As the first commercial concession granted by the British Mandatory Government as well as the first attempt at electrification in Palestine, the Jaffa Concession was hugely important. There were profits to be made from electrification, at least according to some observers. But its signal importance stemmed from the fact, widely acknowledged at the time, that electrical power was easily convertible into – indeed, was inseparable from – political power.
The history of electricity in Palestine has so far gone virtually unexamined. Contemporary scholarship seems largely to have forgotten that electrification was “the main economic pivot of the Zionist programme” in the interwar period, as one lone historian put it over fifteen years ago.
By contrast, the importance of electrical power was not lost on the protagonists of 1920s Palestine.

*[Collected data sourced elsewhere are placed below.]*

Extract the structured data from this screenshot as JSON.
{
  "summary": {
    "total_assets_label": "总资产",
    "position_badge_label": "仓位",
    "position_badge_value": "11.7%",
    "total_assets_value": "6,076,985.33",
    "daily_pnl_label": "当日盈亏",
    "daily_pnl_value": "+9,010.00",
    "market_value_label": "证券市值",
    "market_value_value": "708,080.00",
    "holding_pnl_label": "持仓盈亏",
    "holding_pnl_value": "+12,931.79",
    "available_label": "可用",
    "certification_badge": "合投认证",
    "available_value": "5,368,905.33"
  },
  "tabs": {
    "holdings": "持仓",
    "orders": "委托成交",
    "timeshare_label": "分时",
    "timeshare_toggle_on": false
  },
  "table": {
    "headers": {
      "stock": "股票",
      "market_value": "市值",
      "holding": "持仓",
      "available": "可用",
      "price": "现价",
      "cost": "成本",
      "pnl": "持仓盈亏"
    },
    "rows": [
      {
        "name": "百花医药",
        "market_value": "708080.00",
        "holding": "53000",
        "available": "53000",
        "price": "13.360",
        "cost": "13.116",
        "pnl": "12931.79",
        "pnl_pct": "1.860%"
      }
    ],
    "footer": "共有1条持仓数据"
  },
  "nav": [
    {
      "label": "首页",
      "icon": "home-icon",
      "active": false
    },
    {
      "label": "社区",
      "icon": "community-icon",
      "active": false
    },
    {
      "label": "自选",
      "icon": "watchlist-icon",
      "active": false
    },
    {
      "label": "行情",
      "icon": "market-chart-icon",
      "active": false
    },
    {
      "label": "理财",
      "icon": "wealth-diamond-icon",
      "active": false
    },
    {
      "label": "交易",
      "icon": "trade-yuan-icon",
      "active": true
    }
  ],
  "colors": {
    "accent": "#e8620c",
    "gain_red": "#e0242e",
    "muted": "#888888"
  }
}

Electrification provided one of the earliest sites of contestation over Britain’s policy of promoting a Jewish National Home. The Zionists deliberately used their bid for electrification rights as a means of bolstering support for the overall scheme of the National Home. Meanwhile, the Palestinian Arabs, no less aware of the multiple forms of power bound up with electricity, campaigned against the Zionist initiative on those same terms.
Using records culled from the Palestine Government, the press, and the Israel Electric Company Archives the present paper seeks to map the way material properties of specific technologies intervene in human history by shaping the physical world in specific ways, with the goal of showing that like electricity, political power is channeled through material structures, whose properties determine their flow.